Homeland Security recognized that local, state and tribal agencies could help federal authorities sustain a 100 percent screening at the three major choke points in a “collaborative and cooperative effort,” Peterson said.
“We've standardized a concept of operations,” he added.
“We've standardized standard operating procedures for everybody. And then we went to standardize training and drills for everybody with respect to the detection equipment.”
Peterson said the Clallam County Sheriff's Office is one of the newest of the 21 member agencies.
The Jefferson County Sheriff's Office, which has a marine unit of its own, did not participate in the Small Vessel Standoff Detection training.
Jefferson County Sheriff Tony Hernandez could not be reached for comment Friday.
Clallam County's custom-made Protector vessel is used by deputies, Fish and Wildlife authorities, Border Patrol agents and others for safety patrols, fishing checks and border security operations, Edgington said.
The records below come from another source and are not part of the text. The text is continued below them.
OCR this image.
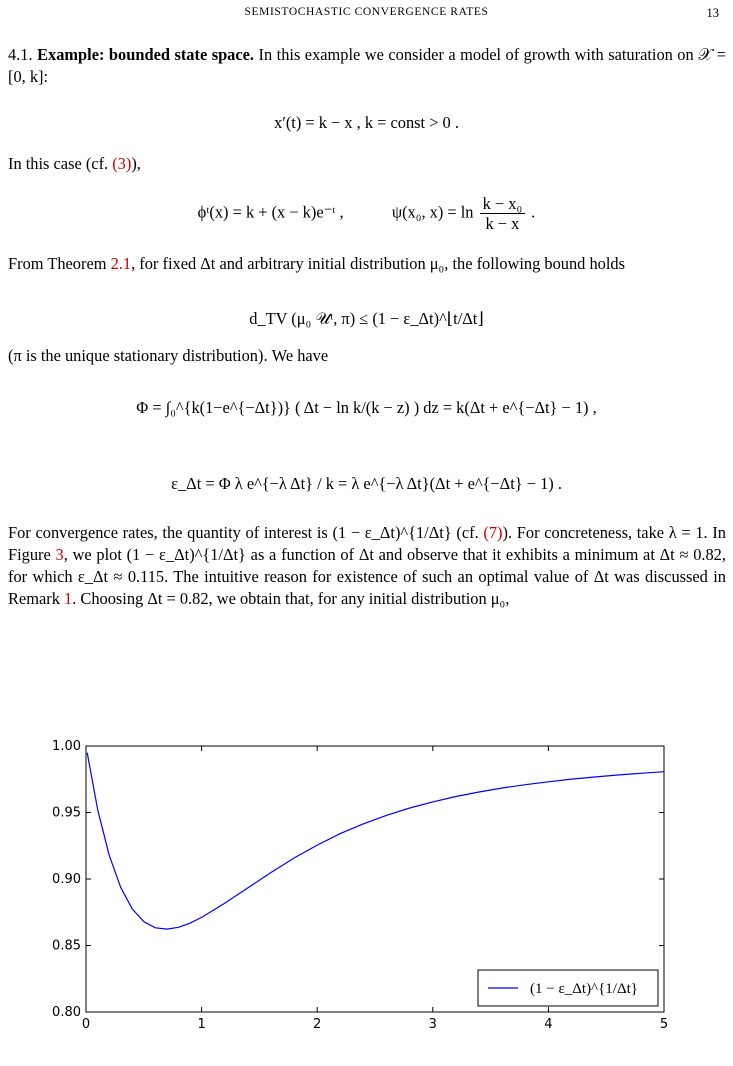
SEMISTOCHASTIC CONVERGENCE RATES	13
4.1. Example: bounded state space. In this example we consider a model of growth with saturation on 𝒳 = [0, k]:
x′(t) = k − x , k = const > 0 .
In this case (cf. (3)),
ϕᵗ(x) = k + (x − k)e⁻ᵗ ,	ψ(x₀, $x) = \ln \frac{\text{k − x₀}}{k - x}$ .
From Theorem 2.1, for fixed Δt and arbitrary initial distribution μ₀, the following bound holds
d_TV (μ₀ 𝒰ᵗ, π) ≤ (1 − ε_Δt)^⌊t/Δt⌋
(π is the unique stationary distribution). We have
Φ = ∫₀^{k(1−e^{−Δt})} ( Δt − ln k/(k − z) ) dz = k(Δt + e^{−Δt} − 1) ,
ε_Δt = Φ λ e^{−λ Δt} / k = λ e^{−λ Δt}(Δt + e^{−Δt} − 1) .
For convergence rates, the quantity of interest is (1 − ε_Δt)^{1/Δt} (cf. (7)). For concreteness, take λ = 1. In Figure 3, we plot (1 − ε_Δt)^{1/Δt} as a function of Δt and observe that it exhibits a minimum at Δt ≈ 0.82, for which ε_Δt ≈ 0.115. The intuitive reason for existence of such an optimal value of Δt was discussed in Remark 1. Choosing Δt = 0.82, we obtain that, for any initial distribution μ₀,
0	1	2	3	4	5
0.80
0.85
0.90
0.95
1.00
(1 − ε_Δt)^{1/Δt}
It was built by Lee Shore Boats of Port Angeles and equipped with 3-D capability, a mobile data terminal and a radar tower.
Clallam County Sheriff Bill Benedict, who attended last week's meetings at the Battelle-operated PNNL, said he views a nuclear incident as “one of those extremely low-probability but high-risk events.”
“I equate that to a [magnitude-]9.0 earthquake,” Benedict said Friday.
While his office doesn't have the financial resources to perform nuclear-detection operations on its own, Benedict said he is “more than willing” to deploy the federal radiation-detection equipment.
Back on the Protector, Conklin explained that every isotope gives off a unique energy that can be detected and measured by the RIID.
“It collects the whole gamma spectrum, and then they're a key where they get to a particular isotope,” Conklin said.
“Then they email that to the feds at the labs, and they will look at it and they will say, 'OK, this peak means it's this isotope.'”
Conklin said the most likely hits on the pager-like personal radiation detectors are medical patients who have had radiation therapy injections or heart stress tests.
Cortani recalled a recent case in which an elderly woman on a mobility scooter triggered his partner's personal radiation detector.
The officer was in a patrol car, and the woman, who had a stress test, was on a Port Angeles sidewalk.
“We detained her,” Cortani said.
“She didn't have the medical paperwork that generally people are supposed to carry after they've had a radiation treatment of some sort.
“And so we were actually able to identify the isotopes coming off of her.”
He added: “She thought it was pretty cool.”